Meetings should be scheduled between the lead designer and the lead developer at different phases of the project. Meetings to discuss site flow, wireframes, comps, and development phase should be part of your initial timeline calendar. These discussions will guarantee that the design can be programmed and built. Any “red flags” should be hashed-out between team members and adjustments made to the build plan based on solutions. Having these meetings, prior to client deliverables, will make certain that you aren’t promising deliverables that could be problematic or unachievable.
The delivery of the information architecture document, content map, and project requirements to your team members and QA, prior to wire-framing/storyboards, ensures that everyone on the project understands the information architecture of the project. Additionally, having a meeting to review, these documents, will answer any “red flags” that a designer, developer, QA specialist may have prior to jumping into wireframes/storyboards.
Brand Guidelines should be provided to the designer, development, and QA team prior to beginning a project to guarantee that everyone on board is using the correct corporate identity. The last thing you want to happen is to present a comp to a client with outdated logos, fonts, and/or colors that aren’t up to date/standards.

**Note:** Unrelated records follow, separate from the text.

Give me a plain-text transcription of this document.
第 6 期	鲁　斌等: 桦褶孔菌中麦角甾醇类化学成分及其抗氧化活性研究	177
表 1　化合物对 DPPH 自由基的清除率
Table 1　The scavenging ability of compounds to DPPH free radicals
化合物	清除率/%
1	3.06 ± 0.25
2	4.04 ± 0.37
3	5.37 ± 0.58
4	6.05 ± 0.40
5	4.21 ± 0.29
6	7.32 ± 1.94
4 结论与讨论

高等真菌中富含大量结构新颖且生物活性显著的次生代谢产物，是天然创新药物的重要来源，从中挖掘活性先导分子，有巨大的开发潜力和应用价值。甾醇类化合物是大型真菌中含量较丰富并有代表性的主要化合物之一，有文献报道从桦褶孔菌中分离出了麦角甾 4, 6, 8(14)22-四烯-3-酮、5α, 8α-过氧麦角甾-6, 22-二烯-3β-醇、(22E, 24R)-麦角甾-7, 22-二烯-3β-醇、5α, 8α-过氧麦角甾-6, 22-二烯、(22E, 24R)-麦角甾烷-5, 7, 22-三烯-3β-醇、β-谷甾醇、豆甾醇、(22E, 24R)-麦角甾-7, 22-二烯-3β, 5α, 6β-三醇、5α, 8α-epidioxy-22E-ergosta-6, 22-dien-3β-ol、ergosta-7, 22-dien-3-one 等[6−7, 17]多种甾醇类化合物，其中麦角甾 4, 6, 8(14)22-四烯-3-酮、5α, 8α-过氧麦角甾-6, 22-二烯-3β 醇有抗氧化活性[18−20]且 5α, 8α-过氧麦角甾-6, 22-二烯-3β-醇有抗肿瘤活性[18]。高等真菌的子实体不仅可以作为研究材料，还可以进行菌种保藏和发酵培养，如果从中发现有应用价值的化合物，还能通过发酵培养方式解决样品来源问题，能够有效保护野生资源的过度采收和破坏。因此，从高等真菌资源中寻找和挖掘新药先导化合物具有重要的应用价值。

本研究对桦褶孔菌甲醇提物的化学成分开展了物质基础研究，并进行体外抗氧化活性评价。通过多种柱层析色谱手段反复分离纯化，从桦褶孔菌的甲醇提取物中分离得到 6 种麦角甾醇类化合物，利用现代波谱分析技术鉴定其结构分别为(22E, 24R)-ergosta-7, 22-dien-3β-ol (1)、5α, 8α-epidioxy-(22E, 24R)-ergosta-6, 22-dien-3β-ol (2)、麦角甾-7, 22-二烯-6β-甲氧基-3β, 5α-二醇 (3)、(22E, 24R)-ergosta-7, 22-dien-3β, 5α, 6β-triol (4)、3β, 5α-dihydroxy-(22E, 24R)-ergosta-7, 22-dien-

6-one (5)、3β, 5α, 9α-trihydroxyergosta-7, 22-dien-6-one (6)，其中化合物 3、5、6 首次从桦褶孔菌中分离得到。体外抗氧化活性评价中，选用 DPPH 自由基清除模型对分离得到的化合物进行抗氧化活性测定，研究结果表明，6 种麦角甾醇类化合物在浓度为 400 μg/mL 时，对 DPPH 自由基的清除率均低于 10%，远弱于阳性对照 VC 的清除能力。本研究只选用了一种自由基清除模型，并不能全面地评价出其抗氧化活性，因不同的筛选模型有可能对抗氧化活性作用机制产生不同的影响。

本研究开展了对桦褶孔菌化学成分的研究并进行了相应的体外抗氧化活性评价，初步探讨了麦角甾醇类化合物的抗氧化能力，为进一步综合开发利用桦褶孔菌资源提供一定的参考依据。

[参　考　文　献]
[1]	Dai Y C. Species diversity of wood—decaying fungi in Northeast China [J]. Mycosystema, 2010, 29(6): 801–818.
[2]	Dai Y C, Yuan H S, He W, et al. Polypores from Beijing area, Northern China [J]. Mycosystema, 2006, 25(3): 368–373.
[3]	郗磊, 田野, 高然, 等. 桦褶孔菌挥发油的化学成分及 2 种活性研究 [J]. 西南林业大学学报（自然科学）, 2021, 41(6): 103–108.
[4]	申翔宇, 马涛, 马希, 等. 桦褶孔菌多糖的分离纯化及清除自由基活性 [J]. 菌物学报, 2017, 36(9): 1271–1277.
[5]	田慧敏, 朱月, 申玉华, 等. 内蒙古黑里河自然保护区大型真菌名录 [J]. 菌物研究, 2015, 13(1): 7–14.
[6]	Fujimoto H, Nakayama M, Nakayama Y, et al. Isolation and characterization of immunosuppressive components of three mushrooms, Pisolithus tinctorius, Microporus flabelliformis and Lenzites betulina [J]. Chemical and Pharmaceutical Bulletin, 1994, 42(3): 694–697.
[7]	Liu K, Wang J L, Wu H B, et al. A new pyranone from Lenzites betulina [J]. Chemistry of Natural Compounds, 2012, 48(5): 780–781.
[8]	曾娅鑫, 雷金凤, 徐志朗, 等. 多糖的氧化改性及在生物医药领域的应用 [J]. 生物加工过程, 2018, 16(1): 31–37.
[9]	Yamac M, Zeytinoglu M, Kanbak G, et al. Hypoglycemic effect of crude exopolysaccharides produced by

The lead developer/senior technologist should check the wireframes/storyboards and discuss any red flags with the designer. Additionally, once the lead developer has assessed them, the creative director should complete a final review prior to sending them to a client. It’s also a good idea for the QA team lead to review the wireframes/storyboards since they catch things that your team might not have noticed. The project and account managers are also responsible for reviewing the wireframes/storyboards to ensure that they meet the deliverables that were originally outlined in the SOW.